A Google+ icon.

On April 2, Google will officially shut down the Google+ social media platform, deleting photos, videos, and all other content posted to user accounts. (The business version will live on.)

That means, if you haven't already done so, it's time to archive your data—otherwise it will be lost. The company will begin deleting accounts next week, along with all your personal data. 

The process is both quick and straightforward. The question is do you even have a Google+ account?

More on Digital Privacy

There's a decent chance you do and don't quite remember it, according to digital privacy experts.

“Google pushed people pretty hard to create Google+ accounts for a while, so you may have created one without even realizing it,” says Justin Brookman, director of privacy and technology policy for Consumers Reports. “In the early days of social media, people tended to post things online without thinking of the potential consequences.”

The instructions below tell you how to find out whether you have a Google+ account and how to archive your data. 

Confirm You Have an Account

If you use Gmail, there’s a good chance you have a Google+ account. To find out for sure, open Gmail on a desktop or laptop and click on the profile icon at the upper-right corner of the window.

If you have a Google+ account, there should be a link to it right below your user name and email address. (You can click on it to see your posts from the last time you visited.)

Download Your Google+ Data

Click on this link to Google Takeout, which provides you with the menu of data you can download from all of Google. There are a total of 48 options—a reminder of just how deeply Google is integrated into daily life.

You need to click on seven of the options to create an archive of your Google+ data for downloading:

• +1s
• Google+ Circles
• Google+ Communities
• Google+ Stream
• Hangouts
• Hangouts on Air
• Profile

With some of these, you need to decide on a format for the data. For example, in Google+ Circles—which are lists of your contacts—the option is V-Card, a format (also known as VCF) often used for business cards. But you can choose HTML or CSV (“comma separated values,” a simple text format often used for data in spreadsheets). If you’re not sure what you want, the default is fine.

Click on the Next button at the bottom of the list and you’ll be asked to decide how the data gets compressed—these can be big files, and Google needs to package them up tightly to send them to you. You can store the archive as a .zip or .tgz file; if it’s very large, it will be split into multiple files.

The data can be uploaded to the cloud with options such as Add to Drive and Add to Dropbox, or Google will email you a link for downloading the archive to your computer. (The link stays active for a week.)

Once you’ve decided, click Create Archive.

Google warns that the process may take time, but when we tried it, we had an email with a link to our admittedly small archive within moments.

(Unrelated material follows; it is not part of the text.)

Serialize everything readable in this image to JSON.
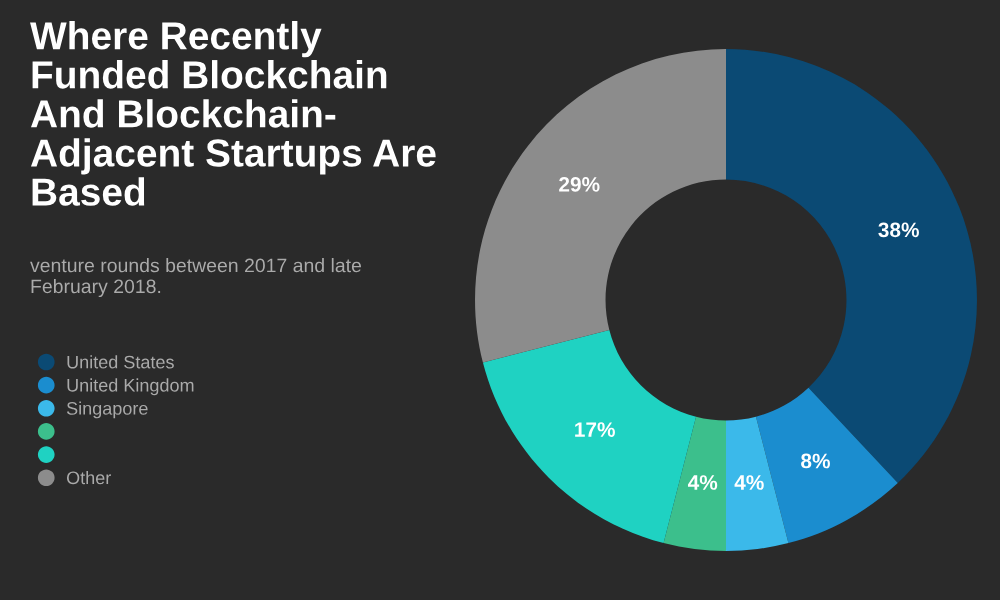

Delete Your Google+ Account

Now that you have your data out of Google+, you should delete your account, instead of waiting for Google to do it. It's never a good idea to leave personal data sitting around in a dormant account, privacy experts say.

Go back to your Google+ home page and select Settings, which is on the left-hand side of the window. Next, scroll to the bottom to find the option Delete Your Google+ Profile.

When you click on this link, you may be asked to sign in again, and then a notice will pop up to make sure you really, truly want to delete your data—it’s all but impossible to do this accidentally.

The disclaimers will also clarify that deleting your Google+ account won’t delete your Search, Gmail, or Google accounts, or any photos or contacts tied to those accounts. 

Deleting the account is permanent, so if you have data that you’d like to download, follow the steps above first. Indeed, before you can delete your account, you must click a required check box acknowledging that you understand that you won’t be able to restore it.

The warning says: “Yes, I understand that deleting the Google+ Profile for [Your Name] can’t be undone and the data I delete can’t be restored.”

Click to acknowledge that, then click Delete, and you’re done.

Delete Your Other Ghost Accounts

As long as you're working to secure your Google+ data, why not take a few minutes to do away with other long-forgotten accounts that may be exposing your data to commercial use or, worse, potential loss in a data breach?

Social media hangouts, such as Bebo, Digg, Foursquare, and Myspace, along with efficiency and financial apps, such as Evernote and Mint, may have access to lots of your personal data, and some can collect data on a continuing basis.

That might be an acceptable transaction if you like and use the platforms, but if you don’t, it’s a very one-sided deal. It’s also a dangerous one for as long as the account is still open and active.

“Information from dormant profiles could potentially be used for identity theft or could be profoundly embarrassing, potentially jeopardizing relationships or your job,” says CR’s Brookman. "It’s worth taking a few minutes to see what old accounts you might have—not just Google+, but older sites like Myspace, too.”   

Part of the problem is remembering where you have accounts. Two sites, JustDeleteMe and Account Killer, may be able to help. They both have large databases of sites and apps that you can browse. When you see a site that sparks your memory, you can follow a link to the page that lets you delete your account.